Vielfalt der Handschriften

Das siebte Festival TanzArt ostwest

Gießen, 02/06/2009

Die Basis von TanzArt ostwest ist das Prinzip des Austauschs. Tanzkompanien schicken ihre Vertreter mit kleinen Stücken oder Ausschnitten von abendfüllenden Programmen, bekommen dafür im Gegenzug ebenfalls kostenfreie Gastauftritte und können in ihrer Stadt ein Tanzprogramm auf die Beine stellen, das ansonsten nicht möglich wäre. Durch dieses Prinzip ist eine enorme Vielfalt der Tanz-Handschriften in hoher Dichte kennenzulernen, wie es sonst kaum möglich wäre. Was ursprünglich als Austausch der Theater gedacht war, wird längst durch Gruppen der freien Szene bereichert.

Tarek Assam ist einer der Ideengeber und als er 2001 von Halberstadt nach Gießen wechselte, brachte er diese Idee mit. Seit 2003 hat sich die TanzArt zu einem veritablen Tanzfestival ausgewachsen, immer verbunden mit einer vom städtischen Kulturamt in Auftrag gegebenen Choreografie, die eine Woche vorher den Auftakt darstellt. In diesem Jahr erarbeitete Ana Baer Carillo aus den USA mit einem Teil der Gießener Tanzkompanie das Stück „John Cage Projekt Gießen“ für das imposante Foyer des neuen Rathauses. Dazu gehörte die Übertragung des Dauertons aus der Burchardi-Kirche in Halberstadt von dem mehr als 600 Jahre währenden Projekt „Organ2/ASLAP“ (As slow als possible), das die John-Cage-Stiftung betreut. Das neue Rathaus war auch zentraler Teil der Stadtraumbespielung, organisiert von einer Gruppe Soziologiestudenten von der Uni Gießen unter der Leitung von Dr. Georgia Rakelmann. Auch hier brachten sich Mitglieder der Gießener Tanzkompanie mit großem Engagement ein und zeigten tagsüber am gesamten Pfingstwochenende Tanzminiaturen in den Fluren, Innenhöfen und der Tiefgarage. Am Freitagabend wurde zum letzten Mal Assams Stück „Feiningers Fugen“ gezeigt. Im Zentrum der TanzArt stand am Samstagabend die Tanzgala im Großen Haus. Alle beteiligten Kompanien hatten hochkarätige Vertreter geschickt, bei den meisten waren auch die Direktoren und/oder Choreografen mitgekommen. Zum ersten Mal gab es eine Moderation, die auf charmante Art der Szenekenner Günter Pick übernahm. Vertreter des klassischen und neoklassischen Balletts zeigten ihre traditionsbewusste, teils auch ironisch kommentierende Kunst auf Spitze: das Semperoper-Ballett aus Dresden („On the Nature of Daylight“ von David Dawson), Gera („Feuervogel“), Greifswald/Stralsund („Goldberg-Variationen“) und Nordhausen („Camille Claudel“).

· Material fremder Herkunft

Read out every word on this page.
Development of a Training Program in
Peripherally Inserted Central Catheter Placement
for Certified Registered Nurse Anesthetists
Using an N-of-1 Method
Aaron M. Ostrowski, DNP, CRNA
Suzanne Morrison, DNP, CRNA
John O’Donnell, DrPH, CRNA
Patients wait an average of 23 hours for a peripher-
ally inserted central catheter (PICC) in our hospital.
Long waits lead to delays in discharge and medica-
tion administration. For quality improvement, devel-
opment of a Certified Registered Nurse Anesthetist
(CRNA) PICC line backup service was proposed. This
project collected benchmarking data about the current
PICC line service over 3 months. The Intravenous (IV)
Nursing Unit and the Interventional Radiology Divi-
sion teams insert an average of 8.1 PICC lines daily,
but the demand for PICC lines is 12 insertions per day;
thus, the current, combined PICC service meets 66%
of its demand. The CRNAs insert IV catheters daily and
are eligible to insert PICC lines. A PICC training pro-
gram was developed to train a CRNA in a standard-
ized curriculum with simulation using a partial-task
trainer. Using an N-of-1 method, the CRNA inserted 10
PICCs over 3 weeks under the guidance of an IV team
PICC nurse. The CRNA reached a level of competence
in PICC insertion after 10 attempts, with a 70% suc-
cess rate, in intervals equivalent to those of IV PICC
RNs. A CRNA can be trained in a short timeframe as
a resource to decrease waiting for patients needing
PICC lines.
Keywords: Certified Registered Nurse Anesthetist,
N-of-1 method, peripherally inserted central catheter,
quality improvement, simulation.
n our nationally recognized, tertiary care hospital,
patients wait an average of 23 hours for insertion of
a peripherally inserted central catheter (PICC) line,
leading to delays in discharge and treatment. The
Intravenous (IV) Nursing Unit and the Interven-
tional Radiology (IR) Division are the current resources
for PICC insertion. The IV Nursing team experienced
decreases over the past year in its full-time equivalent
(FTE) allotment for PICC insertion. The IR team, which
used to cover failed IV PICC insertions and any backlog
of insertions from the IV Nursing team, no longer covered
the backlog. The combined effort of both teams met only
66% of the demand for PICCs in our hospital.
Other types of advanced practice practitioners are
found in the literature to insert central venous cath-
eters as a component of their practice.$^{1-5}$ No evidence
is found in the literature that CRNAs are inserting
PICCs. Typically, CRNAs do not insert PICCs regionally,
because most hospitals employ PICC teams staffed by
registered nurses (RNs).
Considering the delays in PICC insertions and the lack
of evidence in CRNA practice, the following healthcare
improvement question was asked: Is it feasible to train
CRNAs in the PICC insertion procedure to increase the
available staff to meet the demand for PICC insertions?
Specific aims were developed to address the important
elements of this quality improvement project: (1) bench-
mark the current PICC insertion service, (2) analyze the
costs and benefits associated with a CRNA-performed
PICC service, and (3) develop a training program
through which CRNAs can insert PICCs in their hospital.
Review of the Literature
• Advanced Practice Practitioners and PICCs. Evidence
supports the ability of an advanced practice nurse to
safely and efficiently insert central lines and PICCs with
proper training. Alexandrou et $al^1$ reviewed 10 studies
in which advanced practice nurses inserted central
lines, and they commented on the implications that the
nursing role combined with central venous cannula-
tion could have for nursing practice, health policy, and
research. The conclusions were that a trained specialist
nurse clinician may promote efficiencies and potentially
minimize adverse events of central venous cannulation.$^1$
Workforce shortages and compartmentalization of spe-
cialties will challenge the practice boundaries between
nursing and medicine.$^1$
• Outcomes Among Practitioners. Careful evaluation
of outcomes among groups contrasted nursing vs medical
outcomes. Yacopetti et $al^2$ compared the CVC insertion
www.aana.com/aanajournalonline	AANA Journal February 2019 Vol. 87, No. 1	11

Zeitgenössischen Tanz boten die Alpha Group aus Graz („Strands“) und die Gießener Tanzcompagnie („Only 4“); wie immer für eine Überraschung gut: Anthony Taylor aus Koblenz („Three Screaming Popes“), umjubelt: Stephen Delattre aus Augsburg („From Bad To Worst“), sozialkritisch: Eva-Maria Lerchenberg-Thöny aus Braunschweig („Jagdszenen“).

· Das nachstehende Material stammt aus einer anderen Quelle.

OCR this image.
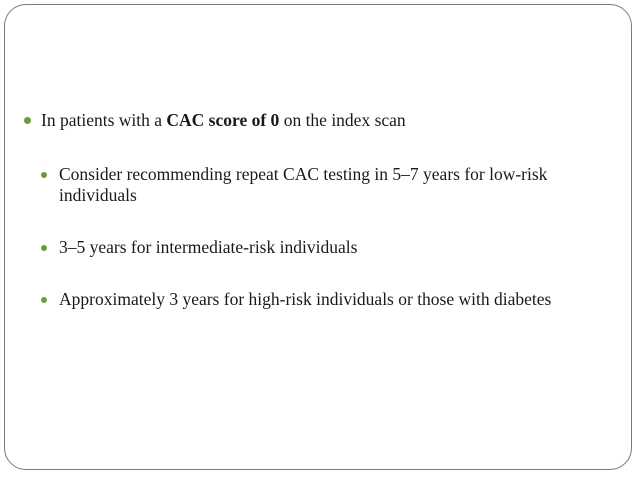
In patients with a CAC score of 0 on the index scan
Consider recommending repeat CAC testing in 5–7 years for low-risk individuals
3–5 years for intermediate-risk individuals
Approximately 3 years for high-risk individuals or those with diabetes
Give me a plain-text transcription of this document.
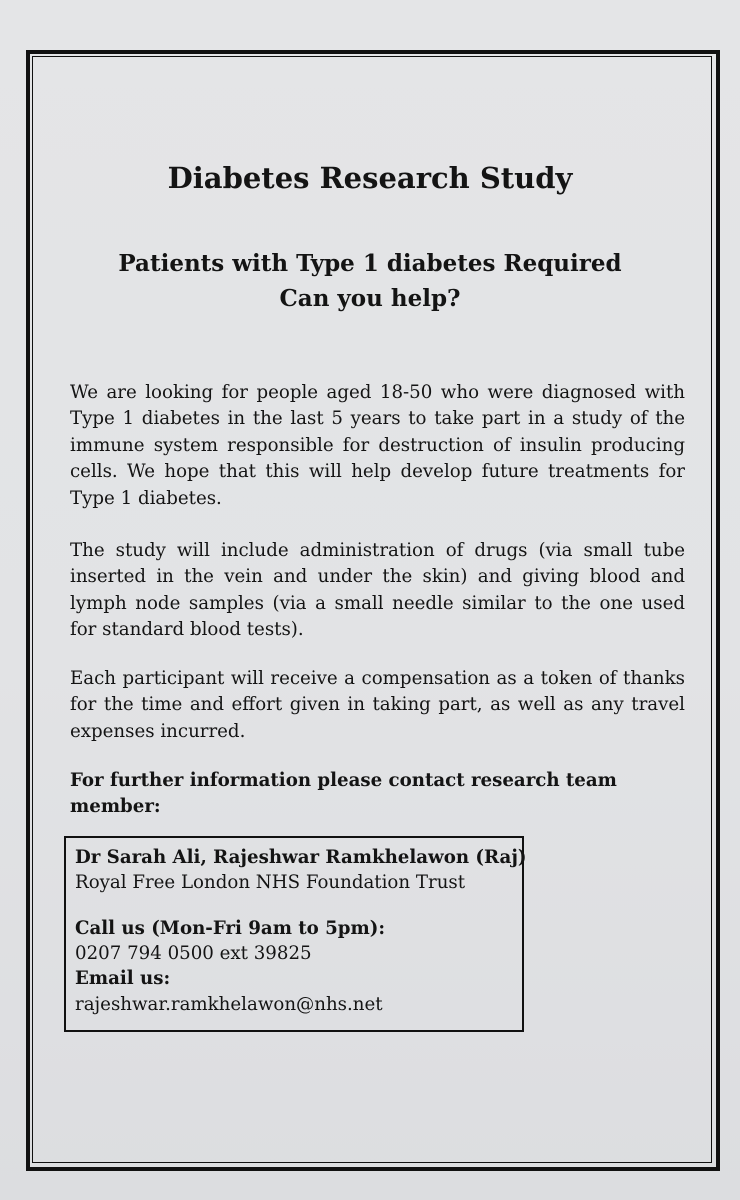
Diabetes Research Study
Patients with Type 1 diabetes Required
Can you help?

We are looking for people aged 18-50 who were diagnosed with Type 1 diabetes in the last 5 years to take part in a study of the immune system responsible for destruction of insulin producing cells. We hope that this will help develop future treatments for Type 1 diabetes.

The study will include administration of drugs (via small tube inserted in the vein and under the skin) and giving blood and lymph node samples (via a small needle similar to the one used for standard blood tests).

Each participant will receive a compensation as a token of thanks for the time and effort given in taking part, as well as any travel expenses incurred.

For further information please contact research team member:

Dr Sarah Ali, Rajeshwar Ramkhelawon (Raj)

Royal Free London NHS Foundation Trust

Call us (Mon-Fri 9am to 5pm):

0207 794 0500 ext 39825

Email us:

rajeshwar.ramkhelawon@nhs.net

Die freie Szene hatte das Theater im Löbershof am Freitag und Samstag für Late-Night-Vorstellungen sowie Sonntag und Montag für normale Abendveranstaltungen. Highlights waren das bodytalk-Tanztheater aus Bonn mit seinem Robert-Schumann-Stück „Der Unvollendenich“ und die Compagnie Irene K. aus Eupen mit einem witzigen Ausschnitt aus ihrem Max-Ernst-Stück „Madame Bonbon“. Es gab ansprechende Soli von Miranda Glikson und Robert Przybyl sowie faszinierende Duette (David Williams, Peter Bingham) zu sehen, eine Improvisation (Melanie Clarke) und Performances von Studierenden der Uni Gießen, aus dem neuen Master-Studiengang Choreografie und Performance unter Prof. Gerald Siegmund. Abwechslungsreicher und interessanter geht’s kaum, so die einhellige Meinung der bei allen Veranstaltungen zahlreich erschienenen Besucher.